Ihre Lieben werden hoffentlich gute Erinnerungen behalten dürfen. Ich wünsche mir, dass jede dieser Frauen Spuren der Liebe und der Lebendigkeit hinterlässt und, dass gute Worte über sie in den Herzen der Menschen eingraviert sind. Dass sie jetzt nicht mehr da sind, können wir leider nicht ändern, wir können ihnen die Gestaltungsmöglichkeiten für ihr Leben nicht mehr zurückgeben.


Ich sehe Frauen (und Männer), die sich empören, die auf die Straße gehen, die laut werden, die fordern, dass sich was ändern muss, weil Gewalt keine Lösung sein kann. Das ist unendlich wertvoll und ich möchte mich bei allen, die sich so einsetzen, bedanken. Ich muss gestehen, das ist nicht, was ich gewöhnlich mache – das Protestieren, das Aufschreien, das Anklagen und Aufstampfen, meine ich. Bei mir setzen sich eher innere Prozesse in Gang. Ich versuche gerade hinzuspüren, was mein Beitrag sein kann und spüre ziemliche Ohnmacht und Traurigkeit und versuche sie durch diesen Text zum Ausdruck zu bringen.


Ich spüre aber auch eine Welle von Liebe für diese Frauen und stelle mir vor, dass wir Frauen und Männer, die wir das kostbare und so fragile Geschenk des Lebens noch in der Hand halten, es nicht vergeuden dürfen. Für die Frauen, die nicht mehr da sind, können wir in unsere volle Lebendigkeit gehen und die Hoffnung auf respektvolle, sichere und gesunde Beziehungen nicht aufgeben. Wir Frauen können gemeinsam mit den Männern, die dafür bereit sind, daran arbeiten, dass wir nicht in Angst leben müssen.


Ich glaube, jede von uns kann genau dort, wo sie ist, ihren Beitrag leisten, indem sie den Glauben an die Menschen und an eine liebevollere Gesellschaft nicht aufgibt. Vielleicht wird es in dieser Welt immer Mord und Totschlag geben, ich kann das nicht ausschließen, vielleicht liegt das in der Natur der Polaritäten, in der wir hier leben. Vielleicht gehört das zu einem höheren Lebensplan, den ich nicht kennen und verstehen kann.

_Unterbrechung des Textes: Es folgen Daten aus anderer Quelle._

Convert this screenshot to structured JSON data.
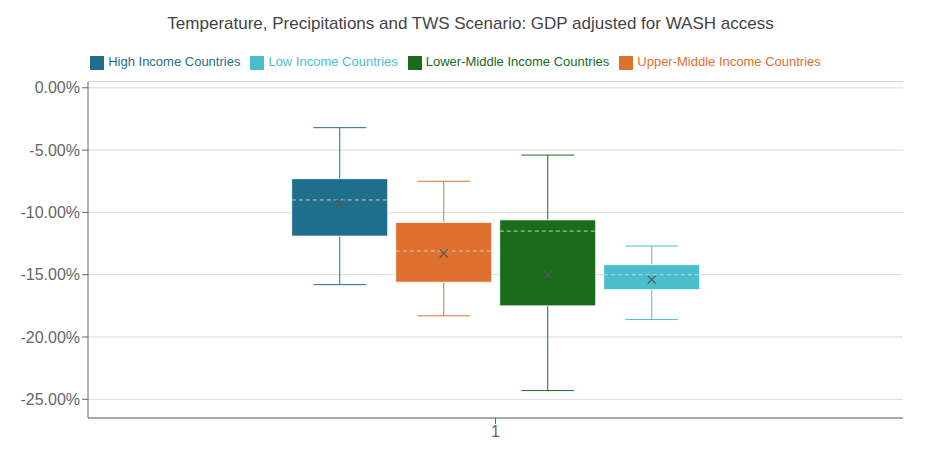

Und doch gibt es da eine Seite in mir, die sagt, dass wir nicht aufhören dürfen an die Liebe und an den Frieden zu glauben. Sonst sind wir verloren. Und Liebe und Frieden beginnen immer in unserem Inneren. In dem wir Samen säen, auf Spurensuche gehen, an uns arbeiten, uns gegenseitig unterstützen und bestärken, uns in Liebe üben. Vielleicht kann das unser neuer kollektiver roter Faden werden.


In Erinnerung an die Frauen, die keine Gestaltungsmöglichkeiten mehr haben.